The Ministry of Defense said three soldiers from 2nd Battalion The Royal Regiment of Fusiliers died after they were attacked while on patrol Sunday near Sangin in Helmand Province. They brought Britain's death toll in the country to 204.

Two other British soldiers died Saturday.

Brown said it had been "a very difficult summer," but insisted the troops' presence in Afghanistan was keeping Britain safe.

Thirteen British troops have been killed so far in August, and 22 died in July, Britain's bloodiest month since the invasion of Afghanistan soon after the Sept. 11, 2001, attacks.

"Three-quarters of the terrorist plots that hit Britain derive from the mountain areas of Pakistan and Afghanistan and it is to make Britain safe and the rest of the world safe that we must make sure we honor our commitment to maintain a stable Afghanistan," Brown said.

Others said the price was too high.

"This should never have happened in the first place," said Anthony Philippson, whose son James died in Afghanistan in 2006. He said the war was "a waste of time" and the troops poorly equipped.

Second-largest force
Britain has about 9,000 troops in Afghanistan, the largest international presence after the United States. Most are based in Helmand province, where they face determined Taliban insurgents, and casualties have been rising steadily in the past year.

Separately, the Foreign Office said Sunday that a British man had been killed in Herat, western Afghanistan, but released no other details. The Ministry of Defense said he was a former soldier and British media reported he was working for a private security company.
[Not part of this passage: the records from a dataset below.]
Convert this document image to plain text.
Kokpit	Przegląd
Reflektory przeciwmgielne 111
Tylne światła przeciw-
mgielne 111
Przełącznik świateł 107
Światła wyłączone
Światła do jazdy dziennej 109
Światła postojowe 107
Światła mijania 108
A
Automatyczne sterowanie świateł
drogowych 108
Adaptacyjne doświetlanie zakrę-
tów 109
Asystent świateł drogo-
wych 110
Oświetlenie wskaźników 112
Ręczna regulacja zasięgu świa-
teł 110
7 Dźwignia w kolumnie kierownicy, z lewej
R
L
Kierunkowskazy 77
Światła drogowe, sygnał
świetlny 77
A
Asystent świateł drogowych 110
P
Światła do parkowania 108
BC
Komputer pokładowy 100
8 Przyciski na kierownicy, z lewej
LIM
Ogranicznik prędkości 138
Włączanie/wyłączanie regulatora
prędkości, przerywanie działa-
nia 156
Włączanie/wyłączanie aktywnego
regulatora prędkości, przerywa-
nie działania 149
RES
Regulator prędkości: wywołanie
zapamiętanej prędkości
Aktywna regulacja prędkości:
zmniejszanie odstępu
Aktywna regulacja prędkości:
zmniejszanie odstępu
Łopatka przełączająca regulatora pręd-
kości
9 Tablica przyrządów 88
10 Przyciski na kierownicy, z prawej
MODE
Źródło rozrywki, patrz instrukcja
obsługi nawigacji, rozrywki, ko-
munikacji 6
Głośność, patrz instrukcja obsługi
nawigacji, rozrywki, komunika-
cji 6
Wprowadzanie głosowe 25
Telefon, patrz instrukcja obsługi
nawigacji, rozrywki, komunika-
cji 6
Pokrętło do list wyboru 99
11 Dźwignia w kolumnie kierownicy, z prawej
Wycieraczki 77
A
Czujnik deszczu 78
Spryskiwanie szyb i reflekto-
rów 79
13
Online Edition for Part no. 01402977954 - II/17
British troops are part of a 64,000-strong NATO force in the country to bolster the shaky democratic government of President Hamid Karzai and prevent the return of the fundamentalist Taliban, driven from power by the U.S.-led 2001 invasion.

NATO Secretary General Anders Fogh Rasmussen called the rise of Britain's death toll past the 200 mark "a heavy price to pay," but said preventing the return of terrorism in Afghanistan remained "a critical security task."

Britain's armed forces are used to long conflicts and to taking casualties. More than 700 were killed over the 30 years of Northern Ireland's Troubles, and 179 British troops died during a six-year mission in Iraq that ended earlier this year.

Critics: Goals too vague
But critics of the Afghan campaign say the mission is too open-ended, and its goals too vague. At various times British officials have emphasized the need to make Afghanistan a stable democracy, to curb the opium trade and to stop al-Qaida and related groups basing themselves there.

The incoming British army chief said last week that the mission in Afghanistan could last up to 40 years.

The mission faces many unanswered questions, including whether there are enough NATO forces to keep the Taliban at bay, said Gareth Price, head of the Asia program at London think tank Chatham House.

"The exit strategy is to build up the Afghan army so they can do it — but when that will come, who knows?" he said.

Polls suggest Britons are about evenly split between supporters and opponents of the mission.

Graham Knight, whose son Ben was killed when a Royal Air Force Nimrod plane exploded over Afghanistan in 2006, said it was "time for an end to military action" in Afghanistan.

"We are ill-equipped and ill-advised," he said. "We should be getting the non-militant Taliban around the table and begin talks so we can embark on a withdrawal."

Progress or quagmire?
Defense Secretary Bob Ainsworth insisted the campaign was making progress.

He said that within a year the Afghan army would take a more front-line role against the Taliban while British troops adopted "a mentoring and a training situation ... giving them the steer and the capacity and the knowledge to be able to do the job that they will need to do."

But the opposition Liberal Democrats said Britain should rethink its strategy.

Its defense spokesman, Nick Harvey, said that "nothing I have seen in this conflict leads me to believe it is even remotely possible that British troops will be off the front line within one year."

"Rather than trying to sway public opinion with false optimism, Bob Ainsworth must admit we need a fundamental change of gear, and a shift from a purely military campaign to one which focuses on achieving peace through meaningful political engagement, co-operation and progress," he said.